Published online by Cambridge University Press: 05 June 2012
Social anthropology is, by definition, the study of human society. But what if we were to broaden the definition to take in chimpanzee society as well? And what if we could extrapolate from studies that have been made of chimpanzee society (by primatologists, not by social anthropologists) and compare these to studies of human society, with a view to understanding the evolution of the human species from the time of our common ancestor with the chimpanzee? After all, social anthropology is by nature comparative. We understand the lifestyles of any given part of humanity through comparison to the lifestyles of other peoples or ethnic groups. Why not do the same for humanity as a whole, through comparison to the ways of hominid cousins? And what if we consider also insights from the last 150 years of social anthropological theory, and bring these in along with theoretical perspectives from primatology, psychology and other fields, to inform our understandings?
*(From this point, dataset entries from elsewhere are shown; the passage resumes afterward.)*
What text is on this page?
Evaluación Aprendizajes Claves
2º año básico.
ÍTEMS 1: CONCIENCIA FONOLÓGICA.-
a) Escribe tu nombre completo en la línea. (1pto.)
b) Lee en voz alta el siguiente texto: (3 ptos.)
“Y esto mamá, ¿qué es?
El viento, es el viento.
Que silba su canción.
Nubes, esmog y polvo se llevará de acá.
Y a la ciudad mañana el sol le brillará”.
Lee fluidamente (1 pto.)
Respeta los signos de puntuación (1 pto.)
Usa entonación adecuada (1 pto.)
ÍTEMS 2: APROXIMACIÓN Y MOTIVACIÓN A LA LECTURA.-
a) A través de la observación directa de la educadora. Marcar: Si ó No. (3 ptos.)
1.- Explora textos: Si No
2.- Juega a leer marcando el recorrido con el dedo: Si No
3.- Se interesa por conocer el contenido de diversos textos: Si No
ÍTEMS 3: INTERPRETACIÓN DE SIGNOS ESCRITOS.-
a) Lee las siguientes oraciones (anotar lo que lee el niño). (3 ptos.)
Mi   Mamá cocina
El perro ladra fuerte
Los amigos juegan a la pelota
Anthropological theory has hardly ever been used in the study of chimpanzees, and is still very little used in any coherent way in studies of human evolution.
For many biological anthropologists, studies of bonobos and common chimpanzees, both in the wild and experimentally, are the key to hominin or hominid evolution (that of humans and our ancestors). It has been known since the 1960s that chimps make tools for activities such as extracting termites from their nests, and there is compelling new evidence that chimps even make spears which they use to hunt other primates.